LE CHANGEMENT D’ÉCHELLE DES ENTREPRISES SOCIALES : C’EST QUOI ?

« Nous avons appris à créer les petites exceptions qui peuvent changer la vie de centaines de personnes. Mais nous n’avons pas appris comment faire des exceptions la règle qui permet de changer la vie de millions de personnes. » Lisbeth Schorr

CHANGER D’ECHELLE – CHAPITRE 1

1. DÉFINITION D’UNE ENTREPRISE SOCIALE 1.1. Caractéristiques des entreprises sociales Aucune définition ne fait aujourd’hui consensus lorsqu’il s’agit de définir ce qu’est une entreprise sociale. Des débats sémantiques et idéologiques ont, sans succès, tenté d’imposer une conception plutôt qu’une autre.
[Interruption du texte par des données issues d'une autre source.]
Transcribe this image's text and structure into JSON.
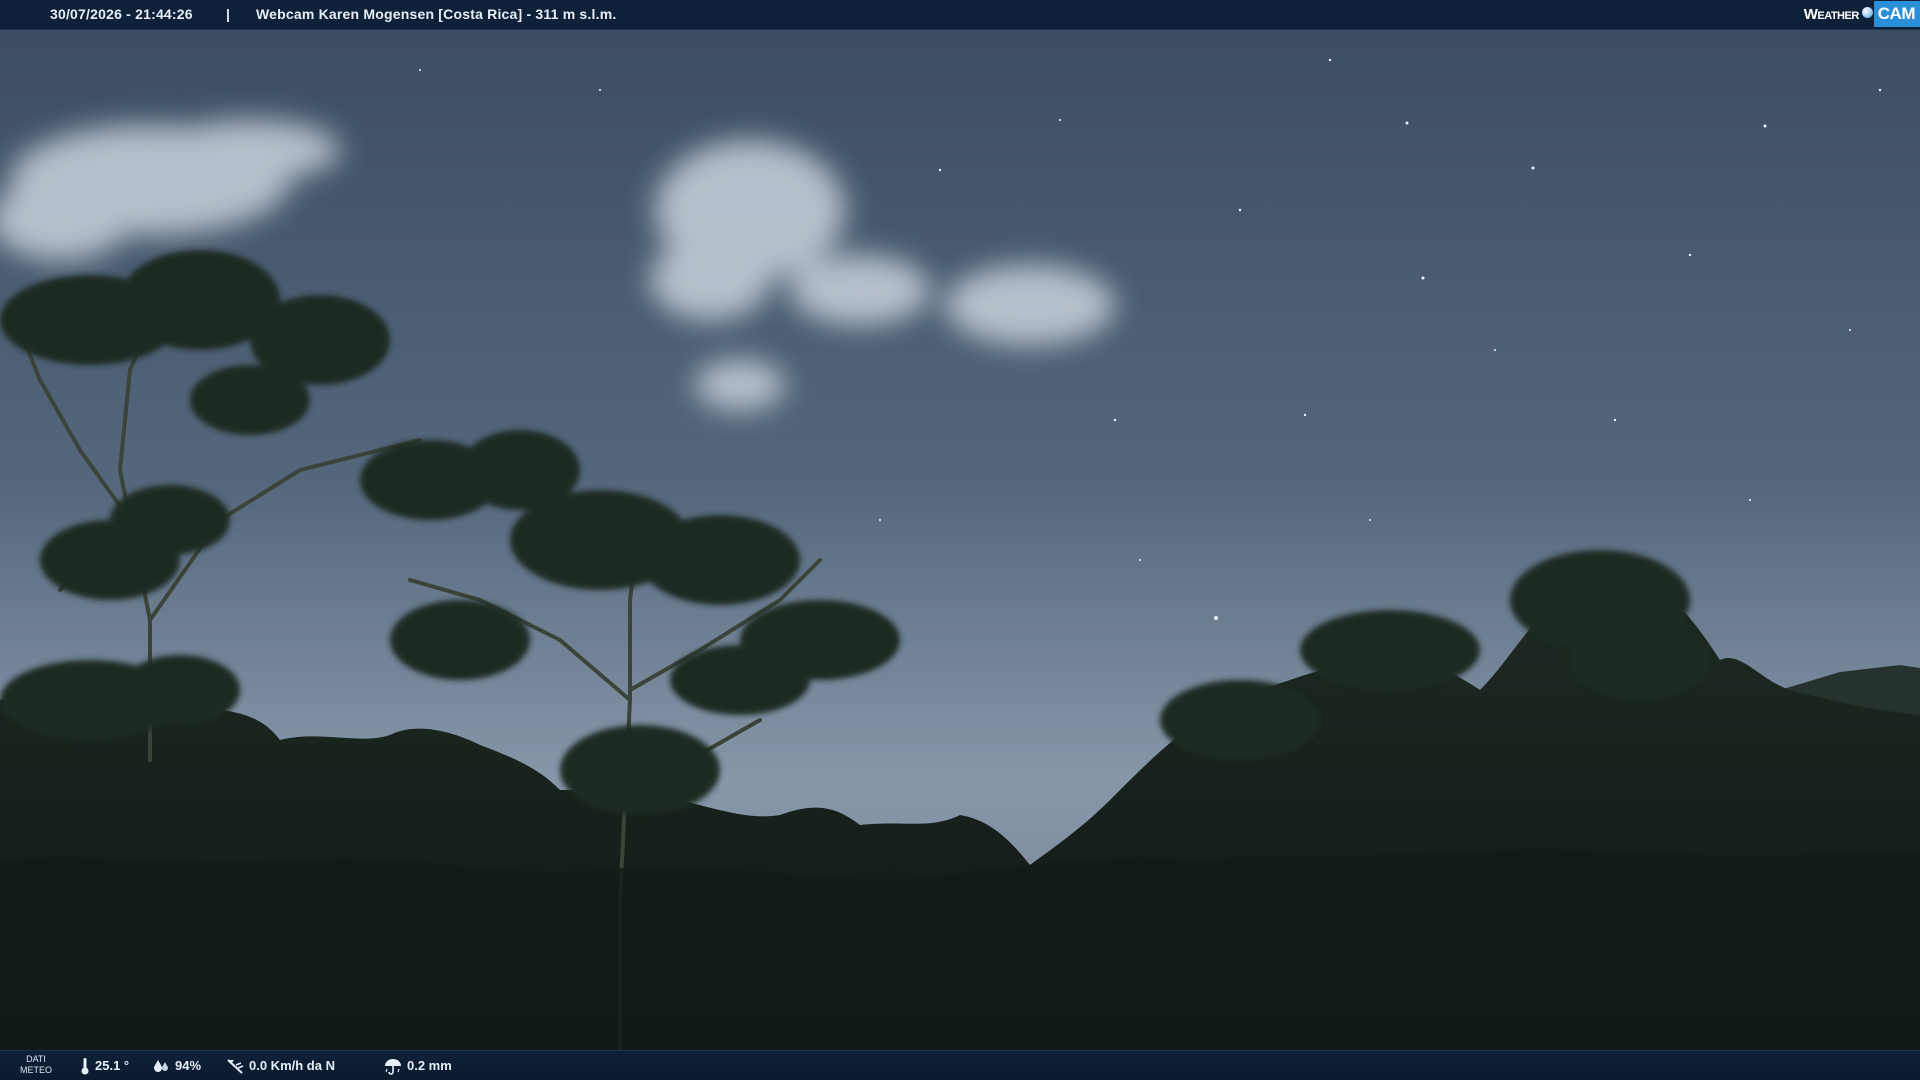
{
  "overlay": {
    "datetime": "30/07/2026 - 21:44:26",
    "separator": "|",
    "title": "Webcam Karen Mogensen [Costa Rica]  - 311 m s.l.m.",
    "brand": {
      "weather": "Weather",
      "cam": "CAM"
    }
  },
  "meteo": {
    "label_line1": "DATI",
    "label_line2": "METEO",
    "temperature": "25.1 °",
    "humidity": "94%",
    "wind": "0.0 Km/h da N",
    "rain": "0.2 mm"
  },
  "icons": {
    "temperature": "thermometer-icon",
    "humidity": "water-drops-icon",
    "wind": "wind-vane-icon",
    "rain": "rain-umbrella-icon"
  },
  "colors": {
    "bar_background": "#0f2138",
    "brand_accent": "#2a8fd8",
    "sky_top": "#3e5066",
    "sky_horizon": "#8a9bad",
    "foliage": "#162018"
  }
}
Nous n’avons pas vocation ici à alimenter ces controverses et proposons de définir l’entreprise sociale de la manière la plus large possible. Une entreprise peut d’abord être « sociale » par ses statuts : associations, mutuelles, coopératives ou fondations. Ces entreprises, dites de « l’économie sociale », respectent les principes de non lucrativité et/ou de gouvernance démocratique. Elles se démarquent ainsi des entreprises à but lucratif en s’interdisant de redistribuer leurs bénéfices à des actionnaires et d’attribuer le pouvoir en proportion de la détention de capital. Cependant, le caractère social d’une entreprise n’est pas nécessairement dépendant de son statut juridique. Certaines organisations dont la vocation première est de répondre à un besoin social font en effet le choix de statuts commerciaux, remplaçant alors souvent le principe de non lucrativité par celui de lucrativité limitée. Cette « finalité sociale » peut alors se traduire de multiples façons, que ce soit en offrant des produits ou services d’intérêt général non pourvus par le marché ou les services publics, en recrutant des personnes fragiles ou en ciblant spécifiquement des bénéficiaires exclus. « Social » doit alors être entendu dans une acception large, incluant l’ensemble des enjeux sociétaux, à la fois environnementaux et sociaux.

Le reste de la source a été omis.